Former skydiving champ plunges to his death
Jun. 23, 2008 06:50 AM
Associated Press
LAKE ELSINORE, Calif. - A former national champion skydiver has died after his parachute failed to open during a weekend accident at Lake Elsinore in Riverside County, Calif.
Richard Alvin Schindler, an off-duty Riverside County sheriff's deputy, died Saturday. The 39-year-old had a back-up parachute, but there was no indication it had been deployed.
A Marine Corps veteran, Schindler began skydiving 15 years ago and had been working part-time at SkyDive Elsinore as an instructor.
At the 2005 U.S. National Skydiving Championships, Schindler was part of the Elsinore Equinox team that finished in first place in the four-way intermediate freestyle competition.
When asked about the tragic events, Wanda Pilsner, friend of the victim responded,
"BIG FUCKING SURPRISE, huh?"
Sorry, I couldn't resist. This was on the front page of the Arizona Republic today, and stories like this make me crazy!
I know I'm going to hell, but at least I'll know how to dress when I get there.
Now he'll finally have his answer!
I wonder which of the seven words you can say in Heaven?
Friday, June 13, 2008
Thank you, Mr. Russert. You will be missed.
It was a shock. It just doesn't seem like in this day and age we think about middle aged men dropping dead of a heart attack at work. Maybe in 1976, but not today.

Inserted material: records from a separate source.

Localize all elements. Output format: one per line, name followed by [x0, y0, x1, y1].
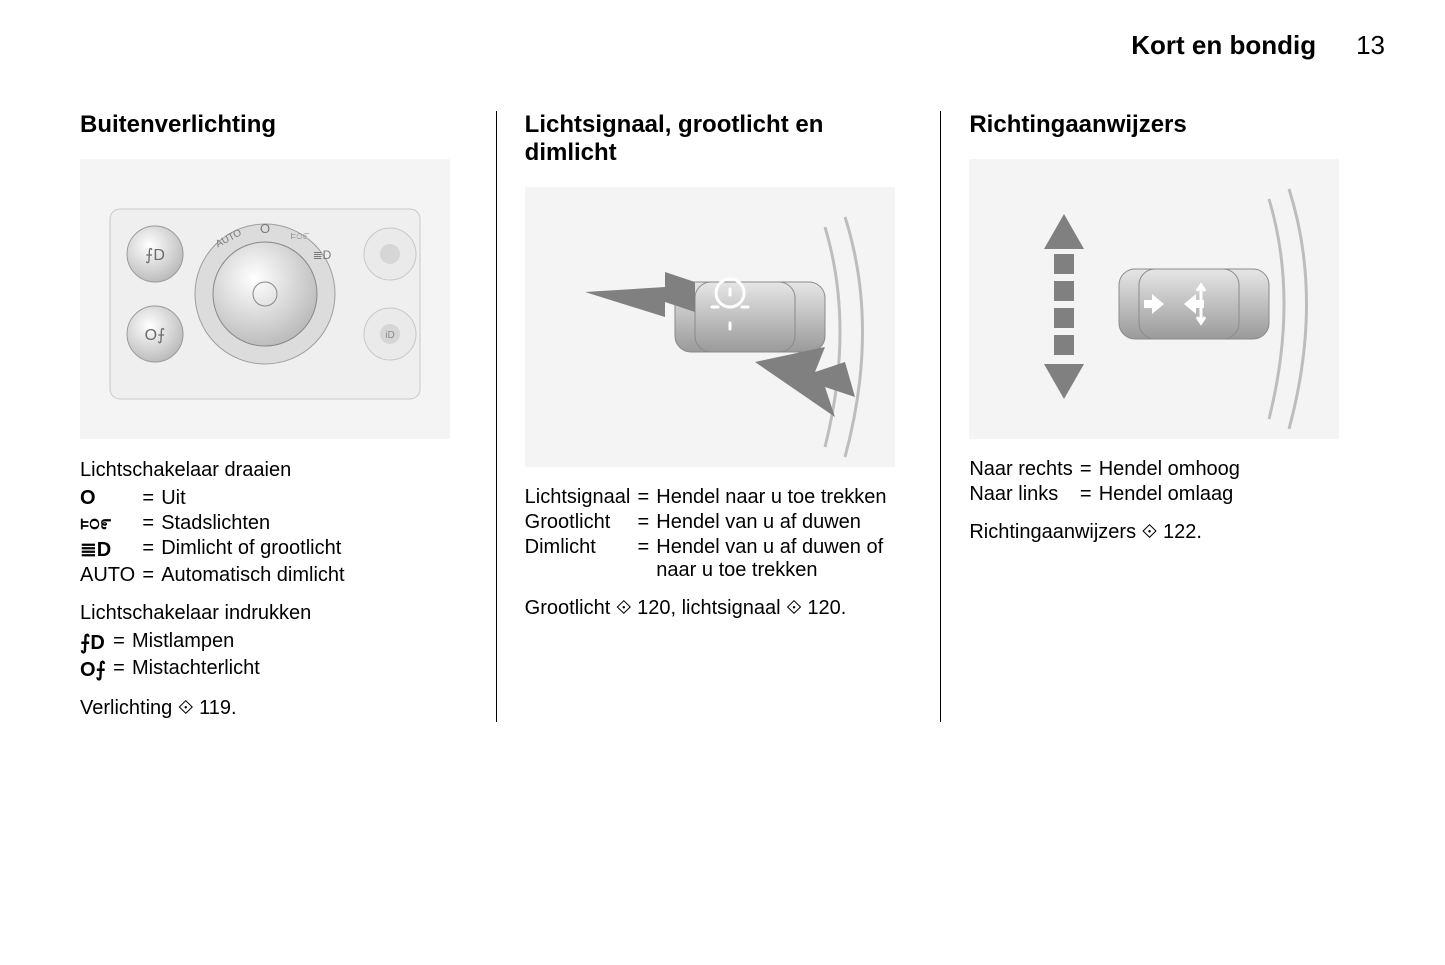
term: Naar rechts	[969, 457, 1078, 482]
illustration-light-switch: ⨍D O⨍ O AUTO ⊧೦೯ ≣D iD	[80, 159, 450, 439]
page-number: 13	[1356, 30, 1385, 61]
svg-text:≣D: ≣D	[313, 248, 332, 262]
table-row: AUTO=Automatisch dimlicht	[80, 563, 351, 588]
desc: Mistlampen	[132, 629, 266, 656]
equals: =	[1079, 482, 1099, 507]
table-row: ≣D=Dimlicht of grootlicht	[80, 536, 351, 563]
column-3: Richtingaanwijzers	[940, 111, 1385, 722]
symbol: ⨍D	[80, 629, 112, 656]
desc: Hendel naar u toe trekken	[656, 485, 912, 510]
table-row: Naar rechts=Hendel omhoog	[969, 457, 1246, 482]
desc: Dimlicht of grootlicht	[161, 536, 350, 563]
desc: Mistachterlicht	[132, 656, 266, 683]
section-title-buitenverlichting: Buitenverlichting	[80, 111, 468, 139]
columns: Buitenverlichting ⨍D O⨍	[80, 111, 1385, 722]
illustration-stalk-push-pull	[525, 187, 895, 467]
table-row: Lichtsignaal=Hendel naar u toe trekken	[525, 485, 913, 510]
rotate-table: O=Uit ⊧೦೯=Stadslichten ≣D=Dimlicht of gr…	[80, 486, 351, 588]
ref-grootlicht: Grootlicht ⟐ 120, lichtsignaal ⟐ 120.	[525, 595, 913, 622]
equals: =	[141, 536, 161, 563]
symbol: AUTO	[80, 563, 141, 588]
table-row: Dimlicht=Hendel van u af duwen of naar u…	[525, 535, 913, 583]
chapter-title: Kort en bondig	[1131, 30, 1316, 61]
stalk-svg-1	[525, 187, 895, 467]
stalk-table: Lichtsignaal=Hendel naar u toe trekken G…	[525, 485, 913, 583]
equals: =	[112, 656, 132, 683]
press-label: Lichtschakelaar indrukken	[80, 600, 468, 627]
section-title-lichtsignaal: Lichtsignaal, grootlicht en dimlicht	[525, 111, 913, 167]
symbol: ⊧೦೯	[80, 511, 141, 536]
section-title-richting: Richtingaanwijzers	[969, 111, 1357, 139]
desc: Hendel omlaag	[1099, 482, 1246, 507]
desc: Uit	[161, 486, 350, 511]
turn-table: Naar rechts=Hendel omhoog Naar links=Hen…	[969, 457, 1246, 507]
equals: =	[141, 511, 161, 536]
equals: =	[636, 485, 656, 510]
svg-text:⊧೦೯: ⊧೦೯	[291, 228, 310, 242]
table-row: O⨍=Mistachterlicht	[80, 656, 266, 683]
svg-text:O⨍: O⨍	[145, 327, 166, 344]
ref-richting: Richtingaanwijzers ⟐ 122.	[969, 519, 1357, 546]
desc: Hendel van u af duwen	[656, 510, 912, 535]
table-row: ⊧೦೯=Stadslichten	[80, 511, 351, 536]
term: Dimlicht	[525, 535, 637, 583]
desc: Hendel omhoog	[1099, 457, 1246, 482]
stalk-svg-2	[969, 159, 1339, 439]
rotate-label: Lichtschakelaar draaien	[80, 457, 468, 484]
equals: =	[1079, 457, 1099, 482]
page: Kort en bondig 13 Buitenverlichting ⨍D	[0, 0, 1445, 752]
svg-text:iD: iD	[385, 330, 394, 341]
illustration-stalk-updown	[969, 159, 1339, 439]
desc: Hendel van u af duwen of naar u toe trek…	[656, 535, 912, 583]
equals: =	[141, 486, 161, 511]
svg-text:⨍D: ⨍D	[145, 247, 165, 264]
symbol: ≣D	[80, 536, 141, 563]
equals: =	[636, 510, 656, 535]
equals: =	[141, 563, 161, 588]
term: Grootlicht	[525, 510, 637, 535]
svg-text:O: O	[260, 221, 270, 236]
equals: =	[112, 629, 132, 656]
term: Lichtsignaal	[525, 485, 637, 510]
table-row: Naar links=Hendel omlaag	[969, 482, 1246, 507]
table-row: Grootlicht=Hendel van u af duwen	[525, 510, 913, 535]
desc: Automatisch dimlicht	[161, 563, 350, 588]
page-header: Kort en bondig 13	[80, 30, 1385, 61]
table-row: O=Uit	[80, 486, 351, 511]
column-1: Buitenverlichting ⨍D O⨍	[80, 111, 496, 722]
table-row: ⨍D=Mistlampen	[80, 629, 266, 656]
ref-verlichting: Verlichting ⟐ 119.	[80, 695, 468, 722]
light-switch-svg: ⨍D O⨍ O AUTO ⊧೦೯ ≣D iD	[80, 159, 450, 439]
symbol: O	[80, 486, 141, 511]
term: Naar links	[969, 482, 1078, 507]
desc: Stadslichten	[161, 511, 350, 536]
symbol: O⨍	[80, 656, 112, 683]
press-table: ⨍D=Mistlampen O⨍=Mistachterlicht	[80, 629, 266, 683]
equals: =	[636, 535, 656, 583]
column-2: Lichtsignaal, grootlicht en dimlicht	[496, 111, 941, 722]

It is saddening. I am sad for his family and friends, but I know that the biggest loss that will be felt far into the future is the loss of his integrity and ethics in the profession of journalism. He is one of the last great journalists that graced us with their wisdom, insight, forthright honesty and candor in the face of great, powerful, and wealthy men and women. He was someone that we could trust to stand up for the rest of us when he interviewed presidents, world leaders, shamed senators and candidates for higher office. He was one we could count on to call 'bullshit' when someone was blowing air up our asses.
I had the luck to meet him once, at a work function. He spoke at our dinner and gave us all signed copies of his latest book. During his speech he began talking about the special connections that he's made over the years, with hundreds and probably thousands of people who have shared his passion for honoring their parents, as he did in his books. He got choked up when he started talking about his father, and the occassion when his father publicly began praising him for being such a wonderful son. He made everyone in that room wish that they could run to their fathers that night and hug them and tell them how much they meant to us. It is that intangible way of making you want to be a better person, despite all the heaping crap life throws your way, that made Tim Russert a great man.
We should all try, in his name, to be a little better to each other from now on, since we can no longer count on his earthly prodding.